You have exposed an error in the MKL documentation, which itself can be traced to an old error in the Lapack documentation, which was subsequently corrected.

See this post in the Lapack Forum. In the MKL documentation, remove the power 2 in the first term of the formula for lwork for the cases jobz = 'S' and 'O' . Correspondingly, replace the line

[cpp]minlwork = 3*minmn*minmn+MAX(minmn,(4*minmn*minmn+4*minmn));[/cpp]

by

[cpp]minlwork = 3*minmn + MAX(maxmn,(4*minmn*minmn + 4*minmn));
[/cpp]

in your C program.

Note that you had incorrectly used minmn as the first argument to MAX, but it had no effect with the values for m and n that you used.

The source code at Netlib of dgesdd.f actually computes minlwork for its internal use, and has the correct formula both in the introductory comments and in the body of the code. Here are the comments in that file as to the size of lwork:

[fxfortran]*          The dimension of the array WORK. LWORK >= 1.
*          If JOBZ = 'N',
*            LWORK >= 3*min(M,N) + max(max(M,N),7*min(M,N)).
*          If JOBZ = 'O',
*            LWORK >= 3*min(M,N) + 
*                     max(max(M,N),5*min(M,N)*min(M,N)+4*min(M,N)).
*          If JOBZ = 'S' or 'A'
*            LWORK >= 3*min(M,N) +
*                     max(max(M,N),4*min(M,N)*min(M,N)+4*min(M,N)).
*          For good performance, LWORK should generally be larger.
*          If LWORK = -1 but other input arguments are legal, WORK(1)
*          returns the optimal LWORK.
[/fxfortran]

David_Morgenthaler · ‎09-02-2010

Thanks for the reply, and with the answer. [I noticed after posting that I'd incorrectly used minmn as the first arguement, but didn't bother to correct it; as you point out, it makes no difference in this case.]

This "documentation" error seems to be somewhat ubuquitous -- I find it not just in the MKL version, but in all the lapack versions I've found. Addtionally, I have found some interesting ways people have dealt with this.
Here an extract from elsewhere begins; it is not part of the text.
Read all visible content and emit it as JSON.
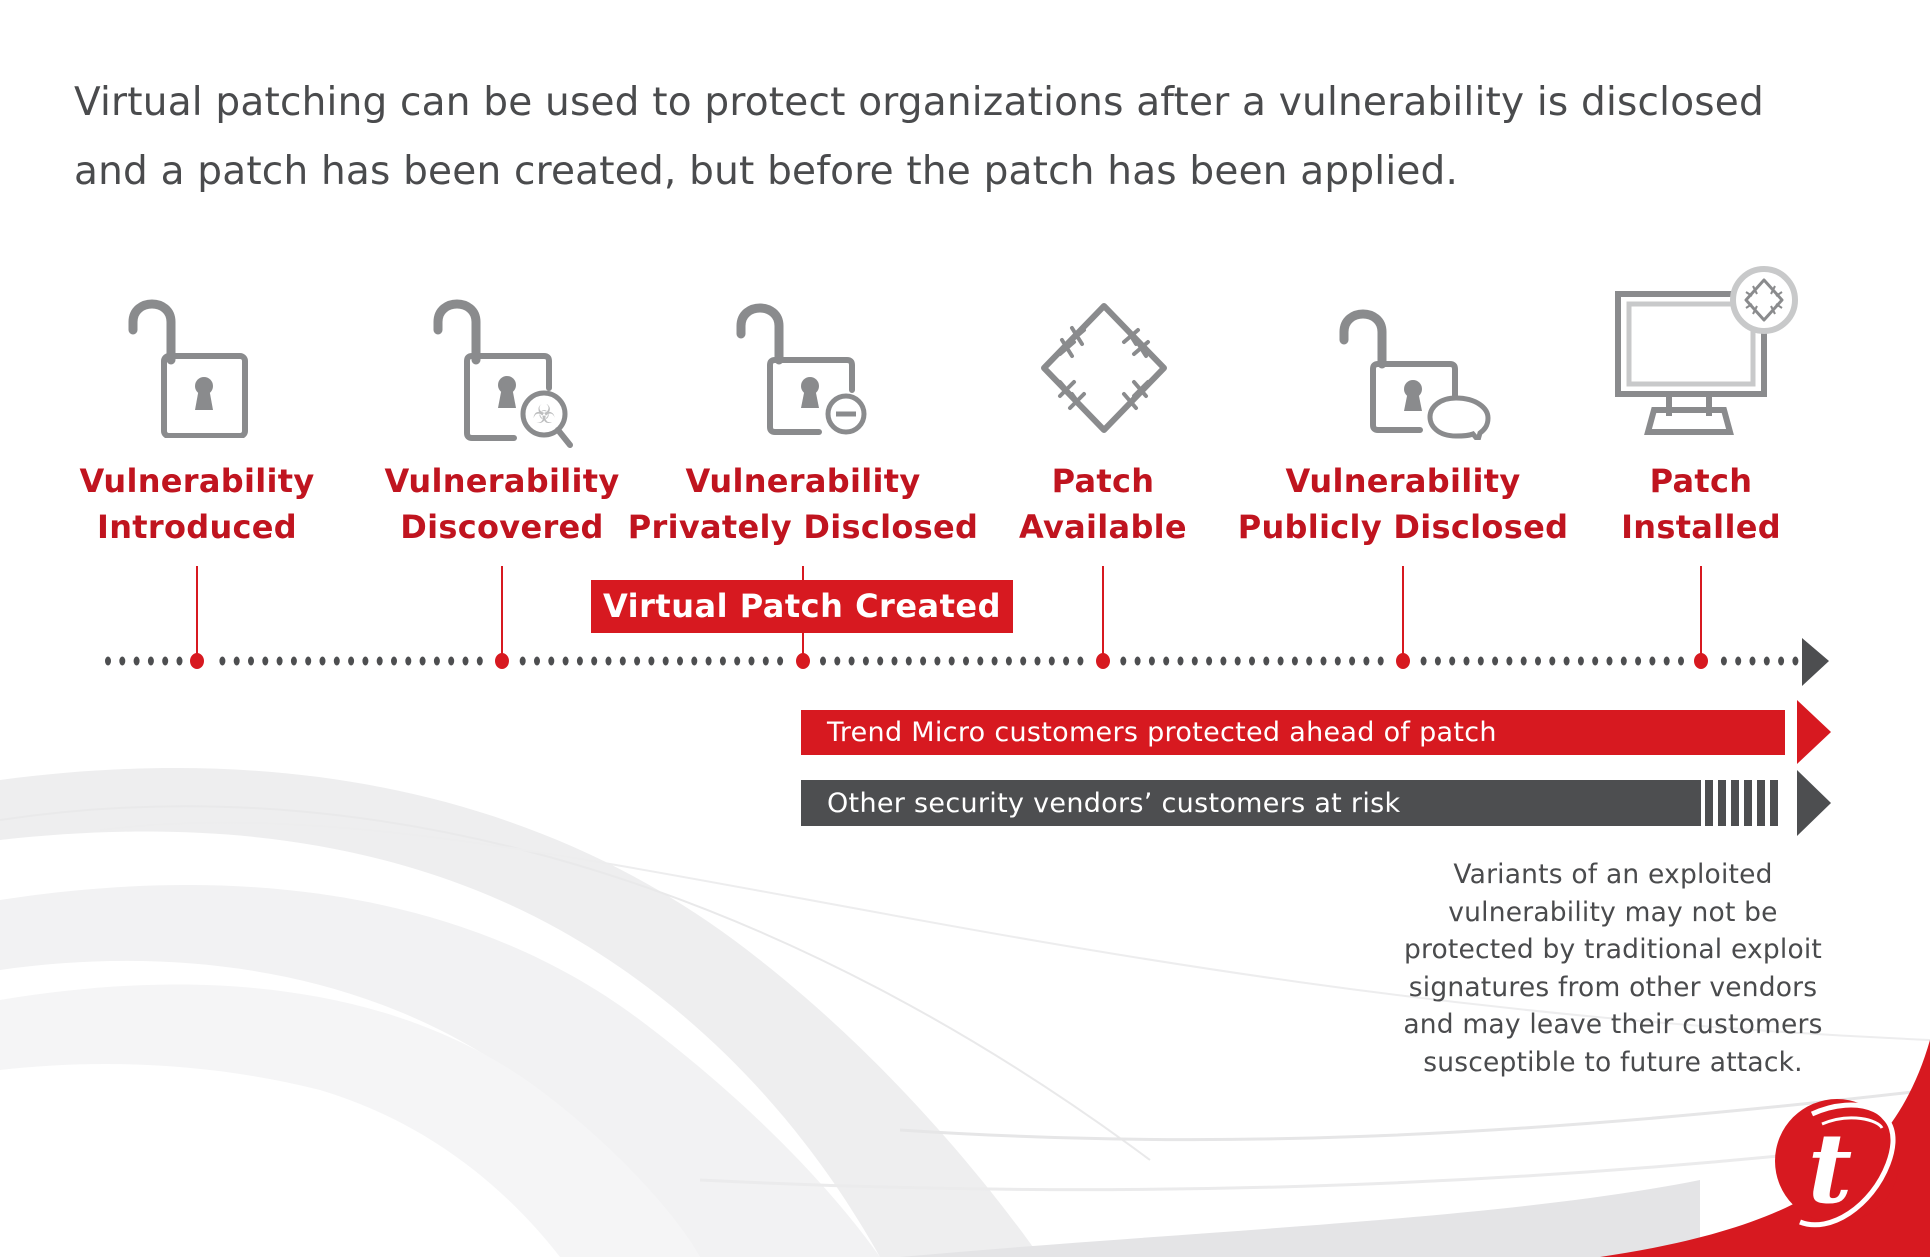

For example, in Python's numpy package this routine is used to provide an SVD. After making the workspace query, the souce code says:

[bash]            /* We need to check the result because
               sometimes the "optimal" value is actually
               too small.
               Change it to the maximum of the minimum and the optimal.
            */
            long work0 = (long) *DDATA(work);
            int mn = MIN(m,n);
            int mx = MAX(m,n);

            switch(jobz){
            case 'N':
                    work0 = MAX(work0,3*mn + MAX(mx,6*mn)+500);
                    break;
            case 'O':
                    work0 = MAX(work0,3*mn*mn +                 
                                MAX(mx,5*mn*mn+4*mn+500));
                    break;
            case 'S':
            case 'A':
                    work0 = MAX(work0,3*mn*mn +                 
                                MAX(mx,4*mn*(mn+1))+500);
                    break;
            }
[/bash]

You'll notice that they additionlly add an extra 500 to the size without explanation.
Thanks again!

mecej4 · ‎09-02-2010

Re: You'll notice that they additionlly add an extra 500 to the size without explanation.
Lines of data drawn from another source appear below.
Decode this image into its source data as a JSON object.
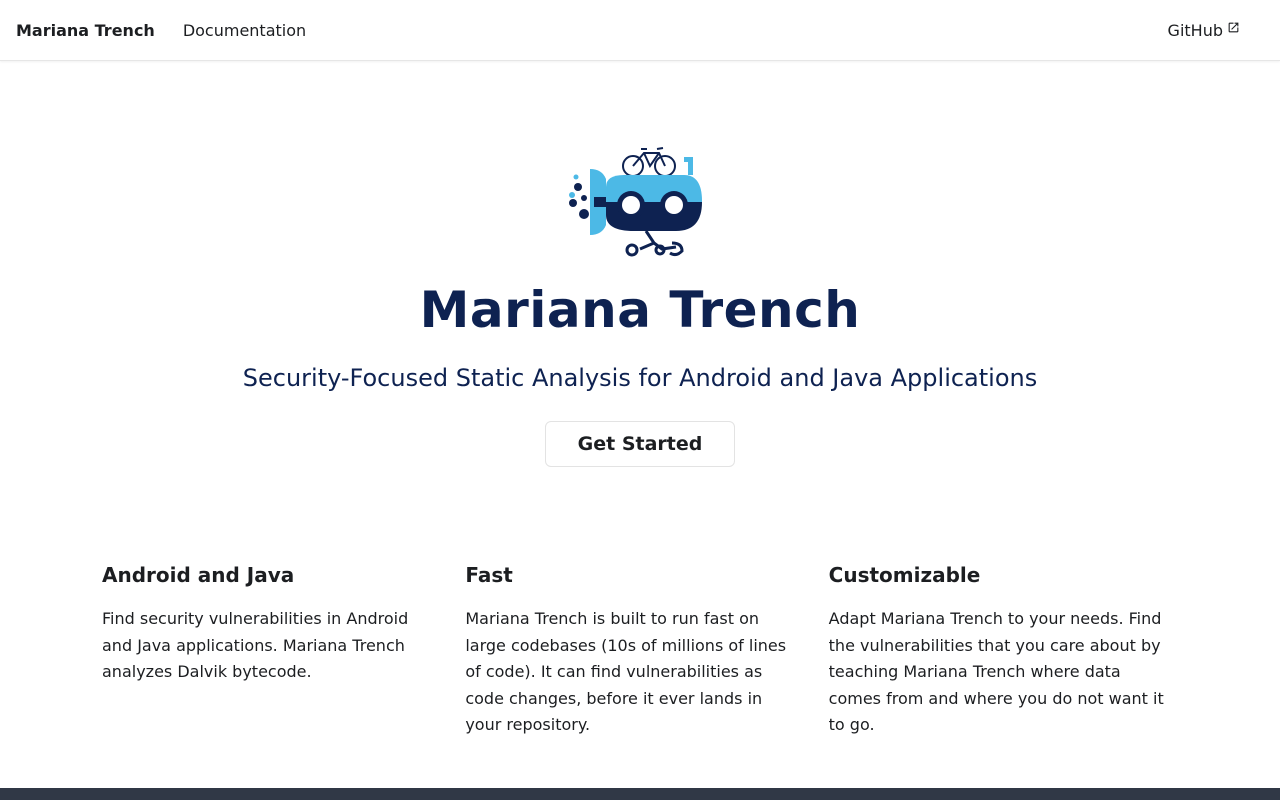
{
  "navbar": {
    "brand": "Mariana Trench",
    "links": [
      "Documentation"
    ],
    "github": "GitHub"
  },
  "hero": {
    "title": "Mariana Trench",
    "subtitle": "Security-Focused Static Analysis for Android and Java Applications",
    "cta_label": "Get Started"
  },
  "features": [
    {
      "title": "Android and Java",
      "text": "Find security vulnerabilities in Android and Java applications. Mariana Trench analyzes Dalvik bytecode."
    },
    {
      "title": "Fast",
      "text": "Mariana Trench is built to run fast on large codebases (10s of millions of lines of code). It can find vulnerabilities as code changes, before it ever lands in your repository."
    },
    {
      "title": "Customizable",
      "text": "Adapt Mariana Trench to your needs. Find the vulnerabilities that you care about by teaching Mariana Trench where data comes from and where you do not want it to go."
    }
  ],
  "colors": {
    "title": "#0e2251",
    "logo_light": "#4cb9e6",
    "logo_dark": "#0e2251",
    "footer": "#303846"
  },
  "icons": {
    "logo": "submarine-robot-logo",
    "external_link": "external-link-icon"
  }
}
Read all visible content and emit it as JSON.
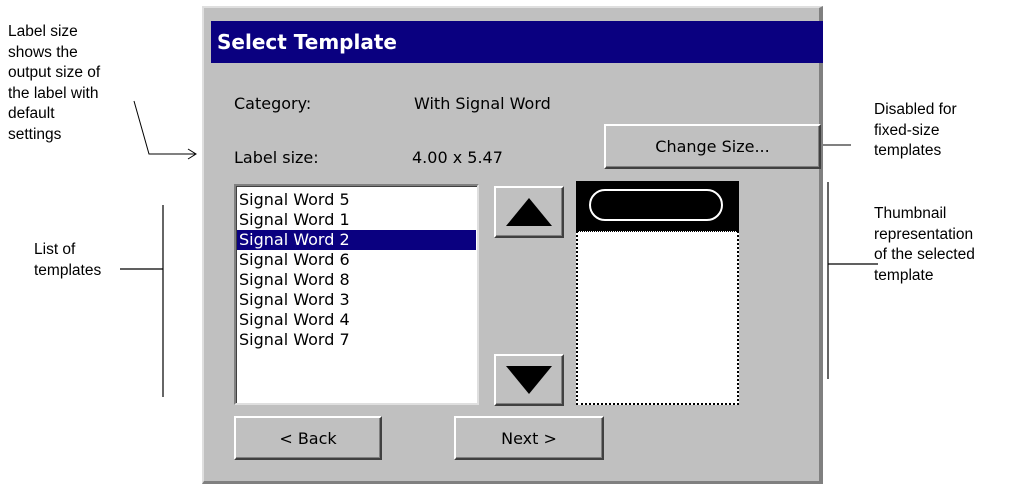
{
  "annotations": {
    "label_size_note": [
      "Label size",
      "shows the",
      "output size of",
      "the label with",
      "default",
      "settings"
    ],
    "templates_note": [
      "List of",
      "templates"
    ],
    "disabled_note": [
      "Disabled for",
      "fixed-size",
      "templates"
    ],
    "thumbnail_note": [
      "Thumbnail",
      "representation",
      "of the selected",
      "template"
    ]
  },
  "dialog": {
    "title": "Select Template",
    "category_label": "Category:",
    "category_value": "With Signal Word",
    "label_size_label": "Label size:",
    "label_size_value": "4.00 x 5.47",
    "change_size_button": "Change Size...",
    "templates": [
      "Signal Word 5",
      "Signal Word 1",
      "Signal Word 2",
      "Signal Word 6",
      "Signal Word 8",
      "Signal Word 3",
      "Signal Word 4",
      "Signal Word 7"
    ],
    "selected_template": "Signal Word 2",
    "back_button": "< Back",
    "next_button": "Next >"
  },
  "colors": {
    "titlebar": "#0a0080",
    "dialog_face": "#c0c0c0",
    "selection": "#0a0080"
  },
  "icons": {
    "scroll_up": "triangle-up-icon",
    "scroll_down": "triangle-down-icon"
  }
}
If this were about boiler design rather than software, we'd call that the usual "corrosion allowance"!

David_Morgenthaler · ‎09-02-2010

Alas, this fix doesn't quite fix things altogether. Using the corrected code, and testing with m=70, n=70, I get the following result:

[bash]C:Documents and SettingsmorgentdMy DocumentswikipediadgesddTestDebug>dgesddTest.exe
Optimum lwork size = 15190
Minimum lwork size = 20090[/bash]

This happens for a variety of other matrix dimensions too. So I'm leaning toward the approach used by the author of numpy. Thioughts?

mecej4 · ‎09-02-2010

I have looked at the code of DGESDD.f. It is not obvious to me how the "minimum LWORK" formulae in the comments were obtained. As we have seen, they are wrong. The public domain source code of DGESDD computes this value internally and gives an error message if the provided value is too small, but does not provide for returning the computed value to the caller.

The calculation of the optimum LWORK is rather complicated and involves several calls to ILAENV with M,N and other arguments.

(new edits:) The formulae for the minimum LWORK needed are incorrect: those in the MKL documentation for DGESDD as well as those in the comments of dgesdd.f at Netlib.

By running a test driver (in Fortran, see below) with the public domain Lapack 3.2 sources as well as with MKL, for the following input parameter ranges,

JOBZ = 'S'; M, N = 1 to 5000; LDA = M and M + 20; LDU = M and M + 10; LDVT = N and N + 5; LWORK = -1

I arrived at the revised formulae for the minimum LWORK needed (lines 20 to 24).

[fxfortran]      program tdgesdd
      character jobz
      integer info,m,n,mxmn,mnmn,lwork,ifor,mnthr,lda,ldu,ldvt,iwork(2)
      Double Precision work(2)                            !dummy array
      double precision A(1,1),S(1,1),U(1,1),VT(1,1)       !dummy arrays
c
      do m=1,5000
         if(mod(m,100).eq.0)write(*,*)' M = ',m
         do n=1,5000
            JOBZ='S'
            lda=m+15
            ldu=m+10
            ldvt=n+5
            lwork=-1
            Call dgesdd( JOBZ, M, N, A, lda, S, U, ldu, 
     +                   VT,ldvt, WoRK, LWORK, IWORK, INFO )
            MXMN = max(M,N)
            MNMN = min(M,N)
            MNTHR = INT( MNMN*11.0D0 / 6.0D0 )
            IF(MXMN.LT.MNTHR)THEN
               IFOR = 3*mnmn + max(mxMN,3*mnMN*mnMN+4*mnMN)
            ELSE
               IFOR = 4*mnMN*mnMN+7*mnMN
            ENDIF

            if(IFOR.gt.WoRK(1).OR.INFO.NE.0)
     +         write(*,10)m,n,WORK(1),IFOR,INFO
   10 format(1x,2I5,2x,F8.0,I11,2x,I2)
         end do
      end do
      end program tdgesdd
[/fxfortran]

However, since you are making a dry run with LWORK=-1, and you are allocating the work space dynamically in your C code, it should be perfectly safe for you to CALLOC that amount of memory, and completely ignore the "minimum LWORK" estimate given by the formulae.

I do not think that you need to use ad-hoc adjustments such as those that you mentioned w.r.t. the Python adaptation.